Sono alcuni degli esempi emersi ieri mattina durante l’incontro organizzato dal deputato Pd Luciano D’Alfonso, affiancato da Federico Gualandi, avvocato amministrativista di Bologna, docente di Diritto delle città all’università Iuav di Venezia e consulente tecnico di numerosi enti territoriali e locali, università, associazioni e soggetti privati.
Di fronte a loro, Luciano D’Amico, ex candidato presidente della Regione, e alcuni amministratori comunali, dirigenti, studiosi ed esperti che a vario titolo sono coinvolti nel processo di fusione di Pescara, Montesilvano e Spoltore.

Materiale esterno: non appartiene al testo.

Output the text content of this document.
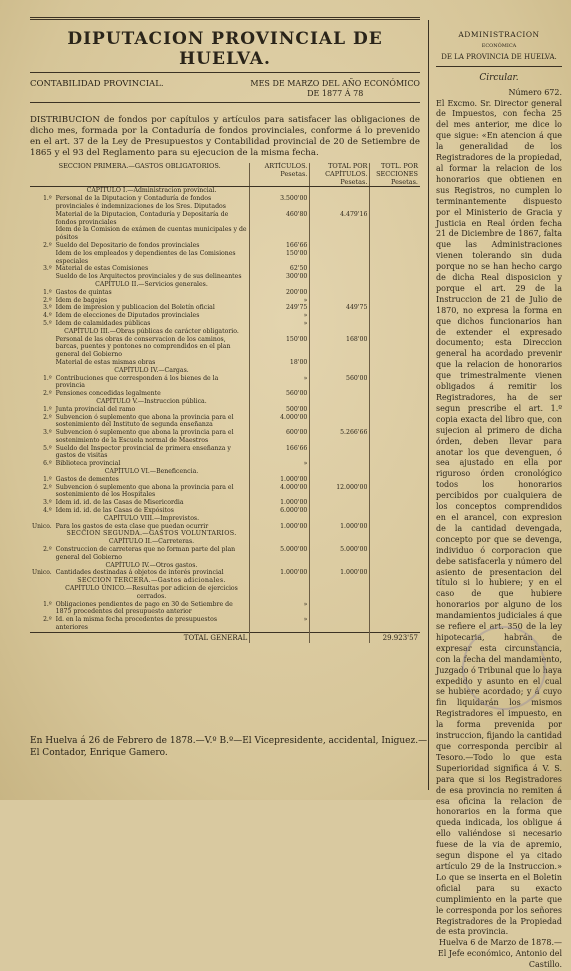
DIPUTACION PROVINCIAL DE HUELVA.
CONTABILIDAD PROVINCIAL.	MES DE MARZO DEL AÑO ECONÓMICO
DE 1877 Á 78

DISTRIBUCION de fondos por capítulos y artículos para satisfacer las obligaciones de dicho mes, formada por la Contaduría de fondos provinciales, conforme á lo prevenido en el art. 37 de la Ley de Presupuestos y Contabilidad provincial de 20 de Setiembre de 1865 y el 93 del Reglamento para su ejecucion de la misma fecha.

SECCION PRIMERA.—GASTOS OBLIGATORIOS.		ARTÍCULOS.
Pesetas.	TOTAL POR CAPÍTULOS.
Pesetas.	TOTL. POR SECCIONES
Pesetas.
	CAPÍTULO I.—Administracion provincial.			
1.º	Personal de la Diputacion y Contaduría de fondos provinciales é indemnizaciones de los Sres. Diputados	3.500'00		
	Material de la Diputacion, Contaduría y Depositaría de fondos provinciales	460'80	4.479'16	
	Idem de la Comision de exámen de cuentas municipales y de pósitos			
2.º	Sueldo del Depositario de fondos provinciales	166'66		
	Idem de los empleados y dependientes de las Comisiones especiales	150'00		
3.º	Material de estas Comisiones	62'50		
	Sueldo de los Arquitectos provinciales y de sus delineantes	300'00		
	CAPÍTULO II.—Servicios generales.			
1.º	Gastos de quintas	200'00		
2.º	Idem de bagajes	»		
3.º	Idem de impresion y publicacion del Boletín oficial	249'75	449'75	
4.º	Idem de elecciones de Diputados provinciales	»		
5.º	Idem de calamidades públicas	»		
	CAPÍTULO III.—Obras públicas de carácter obligatorio.			
	Personal de las obras de conservacion de los caminos, barcas, puentes y pontones no comprendidos en el plan general del Gobierno	150'00	168'00	
	Material de estas mismas obras	18'00		
	CAPÍTULO IV.—Cargas.			
1.º	Contribuciones que corresponden á los bienes de la provincia	»	560'00	
2.º	Pensiones concedidas legalmente	560'00		
	CAPÍTULO V.—Instruccion pública.			
1.º	Junta provincial del ramo	500'00		
2.º	Subvencion ó suplemento que abona la provincia para el sostenimiento del Instituto de segunda enseñanza	4.000'00		
3.º	Subvencion ó suplemento que abona la provincia para el sostenimiento de la Escuela normal de Maestros	600'00	5.266'66	
5.º	Sueldo del Inspector provincial de primera enseñanza y gastos de visitas	166'66		
6.º	Biblioteca provincial	»		
	CAPÍTULO VI.—Beneficencia.			
1.º	Gastos de dementes	1.000'00		
2.º	Subvencion ó suplemento que abona la provincia para el sostenimiento de los Hospitales	4.000'00	12.000'00	
3.º	Idem id. id. de las Casas de Misericordia	1.000'00		
4.º	Idem id. id. de las Casas de Expósitos	6.000'00		
	CAPÍTULO VIII.—Imprevistos.			
Unico.	Para los gastos de esta clase que puedan ocurrir	1.000'00	1.000'00	
	SECCION SEGUNDA.—GASTOS VOLUNTARIOS.			
	CAPÍTULO II.—Carreteras.			
2.º	Construccion de carreteras que no forman parte del plan general del Gobierno	5.000'00	5.000'00	
	CAPÍTULO IV.—Otros gastos.			
Unico.	Cantidades destinadas á objetos de interés provincial	1.000'00	1.000'00	
	SECCION TERCERA.—Gastos adicionales.			
	CAPÍTULO ÚNICO.—Resultas por adicion de ejercicios cerrados.			
1.º	Obligaciones pendientes de pago en 30 de Setiembre de 1875 procedentes del presupuesto anterior	»		
2.º	Id. en la misma fecha procedentes de presupuestos anteriores	»		
TOTAL GENERAL				29.923'57
En Huelva á 26 de Febrero de 1878.—V.º B.º—El Vicepresidente, accidental, Iniguez.—El Contador, Enrique Gamero.
ADMINISTRACION
ECONÓMICA
DE LA PROVINCIA DE HUELVA.
Circular.
Número 672.
El Excmo. Sr. Director general de Impuestos, con fecha 25 del mes anterior, me dice lo que sigue: «En atencion á que la generalidad de los Registradores de la propiedad, al formar la relacion de los honorarios que obtienen en sus Registros, no cumplen lo terminantemente dispuesto por el Ministerio de Gracia y Justicia en Real órden fecha 21 de Diciembre de 1867, falta que las Administraciones vienen tolerando sin duda porque no se han hecho cargo de dicha Real disposicion y porque el art. 29 de la Instruccion de 21 de Julio de 1870, no expresa la forma en que dichos funcionarios han de extender el expresado documento; esta Direccion general ha acordado prevenir que la relacion de honorarios que trimestralmente vienen obligados á remitir los Registradores, ha de ser segun prescribe el art. 1.º copia exacta del libro que, con sujecion al primero de dicha órden, deben llevar para anotar los que devenguen, ó sea ajustado en ella por riguroso órden cronológico todos los honorarios percibidos por cualquiera de los conceptos comprendidos en el arancel, con expresion de la cantidad devengada, concepto por que se devenga, individuo ó corporacion que debe satisfacerla y número del asiento de presentacion del título si lo hubiere; y en el caso de que hubiere honorarios por alguno de los mandamientos judiciales á que se refiere el art. 350 de la ley hipotecaria, habrán de expresar esta circunstancia, con la fecha del mandamiento, Juzgado ó Tribunal que lo haya expedido y asunto en el cual se hubiere acordado; y á cuyo fin liquidarán los mismos Registradores el impuesto, en la forma prevenida por instruccion, fijando la cantidad que corresponda percibir al Tesoro.—Todo lo que esta Superioridad significa á V. S. para que si los Registradores de esa provincia no remiten á esa oficina la relacion de honorarios en la forma que queda indicada, los obligue á ello valiéndose si necesario fuese de la via de apremio, segun dispone el ya citado artículo 29 de la Instruccion.» Lo que se inserta en el Boletin oficial para su exacto cumplimiento en la parte que le corresponda por los señores Registradores de la Propiedad de esta provincia.
Huelva 6 de Marzo de 1878.—
El Jefe económico, Antonio del Castillo.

«Questa fusione», ha detto D’Alfonso, «non si deve giocare solo sul piano organizzativo e amministrativo, rischiando di diventare la fusione di tre troni in un unico più grande che si auto divora e che dà spazio ad un’eventuale “PescarExit”. C’è bisogno di determinare un cantiere che riguardi la cittadinanza. Non è sufficiente il diritto per aiutare il processo di fusione. Servono le idee innovative della cultura. La nuova città deve generare diritti e doveri. Bisogna produrre convenienza e agilità per l’utenza. Per aiutare questo processo sono disponibili risorse cospicue: 105 milioni per dieci anni non possono essere sprecati vanamente».

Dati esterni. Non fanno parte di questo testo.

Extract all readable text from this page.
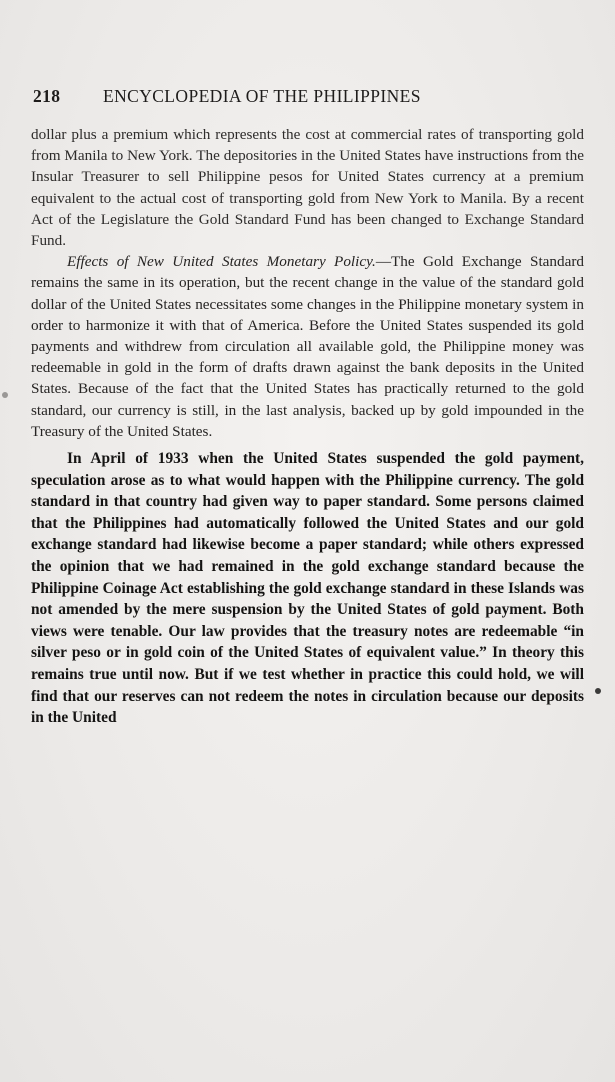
218 ENCYCLOPEDIA OF THE PHILIPPINES

dollar plus a premium which represents the cost at commercial rates of transporting gold from Manila to New York. The depositories in the United States have instructions from the Insular Treasurer to sell Philippine pesos for United States currency at a premium equivalent to the actual cost of transporting gold from New York to Manila. By a recent Act of the Legislature the Gold Standard Fund has been changed to Exchange Standard Fund.

Effects of New United States Monetary Policy.—The Gold Exchange Standard remains the same in its operation, but the recent change in the value of the standard gold dollar of the United States necessitates some changes in the Philippine monetary system in order to harmonize it with that of America. Before the United States suspended its gold payments and withdrew from circulation all available gold, the Philippine money was redeemable in gold in the form of drafts drawn against the bank deposits in the United States. Because of the fact that the United States has practically returned to the gold standard, our currency is still, in the last analysis, backed up by gold impounded in the Treasury of the United States.

In April of 1933 when the United States suspended the gold payment, speculation arose as to what would happen with the Philippine currency. The gold standard in that country had given way to paper standard. Some persons claimed that the Philippines had automatically followed the United States and our gold exchange standard had likewise become a paper standard; while others expressed the opinion that we had remained in the gold exchange standard because the Philippine Coinage Act establishing the gold exchange standard in these Islands was not amended by the mere suspension by the United States of gold payment. Both views were tenable. Our law provides that the treasury notes are redeemable “in silver peso or in gold coin of the United States of equivalent value.” In theory this remains true until now. But if we test whether in practice this could hold, we will find that our reserves can not redeem the notes in circulation because our deposits in the United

Attraverso 21 domande, sono state poste sul tavolo diverse questioni, come ad esempio in che modo le opere strategiche messe in programma dai tre Comuni pre esistenti si caleranno nella nuova città o come riunificare le zone artigianali dei tre Comuni. E poi ancora il tema delle acque bianche, il recupero dei fiumi Pescara e Saline. Secondo D’Alfonso, «la nuova città non deve fare distinzione tra residenti tradizionali e residenti quotidiani, e va introdotto il diritto di recall per i cittadini rispetto a gestioni decisionali che ledono i beni irripetibili della comunità. Per fare un esempio, la questione di viale Marconi con questa logica non sarebbe accaduta perché ci sarebbe stata una pre valutazione e non una post correzione».

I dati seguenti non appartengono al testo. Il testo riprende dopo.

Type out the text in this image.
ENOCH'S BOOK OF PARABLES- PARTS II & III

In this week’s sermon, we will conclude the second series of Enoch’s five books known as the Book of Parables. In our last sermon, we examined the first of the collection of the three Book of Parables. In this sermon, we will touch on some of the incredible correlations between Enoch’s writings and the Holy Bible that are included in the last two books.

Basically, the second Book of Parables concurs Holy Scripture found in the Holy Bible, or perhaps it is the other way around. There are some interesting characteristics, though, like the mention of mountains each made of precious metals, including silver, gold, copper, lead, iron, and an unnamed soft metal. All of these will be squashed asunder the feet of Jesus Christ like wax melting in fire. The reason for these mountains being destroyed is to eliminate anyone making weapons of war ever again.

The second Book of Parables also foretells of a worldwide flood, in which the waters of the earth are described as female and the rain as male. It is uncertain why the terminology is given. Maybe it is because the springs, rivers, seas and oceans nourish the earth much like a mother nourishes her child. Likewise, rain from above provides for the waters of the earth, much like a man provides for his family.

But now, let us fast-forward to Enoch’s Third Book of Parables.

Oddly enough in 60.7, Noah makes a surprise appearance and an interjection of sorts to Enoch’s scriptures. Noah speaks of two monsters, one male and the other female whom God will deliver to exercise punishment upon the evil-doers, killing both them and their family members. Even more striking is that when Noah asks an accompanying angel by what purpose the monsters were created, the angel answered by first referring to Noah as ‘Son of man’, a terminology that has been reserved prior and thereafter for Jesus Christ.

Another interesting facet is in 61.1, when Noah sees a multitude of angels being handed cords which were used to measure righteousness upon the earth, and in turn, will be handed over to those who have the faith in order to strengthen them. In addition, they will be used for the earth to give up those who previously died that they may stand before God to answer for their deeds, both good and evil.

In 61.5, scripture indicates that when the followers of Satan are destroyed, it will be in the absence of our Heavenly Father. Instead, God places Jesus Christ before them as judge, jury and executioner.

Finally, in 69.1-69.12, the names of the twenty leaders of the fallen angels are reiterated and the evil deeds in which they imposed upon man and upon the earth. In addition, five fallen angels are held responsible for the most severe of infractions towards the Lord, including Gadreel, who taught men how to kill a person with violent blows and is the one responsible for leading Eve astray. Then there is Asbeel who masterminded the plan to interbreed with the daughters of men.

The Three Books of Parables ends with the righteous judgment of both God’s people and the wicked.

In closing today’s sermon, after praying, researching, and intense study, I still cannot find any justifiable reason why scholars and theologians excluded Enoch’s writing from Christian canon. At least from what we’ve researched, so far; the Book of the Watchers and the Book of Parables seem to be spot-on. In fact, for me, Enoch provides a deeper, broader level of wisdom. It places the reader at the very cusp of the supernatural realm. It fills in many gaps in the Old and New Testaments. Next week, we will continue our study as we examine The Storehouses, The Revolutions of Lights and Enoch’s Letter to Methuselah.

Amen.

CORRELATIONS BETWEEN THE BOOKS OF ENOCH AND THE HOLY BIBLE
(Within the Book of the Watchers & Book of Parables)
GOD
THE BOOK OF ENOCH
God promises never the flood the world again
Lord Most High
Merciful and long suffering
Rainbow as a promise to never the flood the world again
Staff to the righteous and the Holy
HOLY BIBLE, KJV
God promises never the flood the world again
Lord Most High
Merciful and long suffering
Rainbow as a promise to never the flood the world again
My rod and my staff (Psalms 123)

A fare la sintesi della lunga mattinata il professor Gualandi che ha citato esempi virtuosi per ispirare il processo di fusione, a cominciare dai «patti di collaborazione di Bologna, con cui il cittadino può proporre delle sinergie, anche minime, al Comune, come ad esempio la cura di una panchina. Le fusioni possono essere lo strumento per affrontare le sfide di oggi relative al cambiamento climatico, alla mobilità o alle questioni ambientali che non si possono gestire più a livello locale, ma vanno affrontate con una visione di insieme. Il Comune di Valsamoggia deriva dalla fusione di 5 Comuni, che è riuscitissima. Lì hanno intercettato una grande impresa come la Philip Morris proprio grazie alla fusione», ha sottolineato.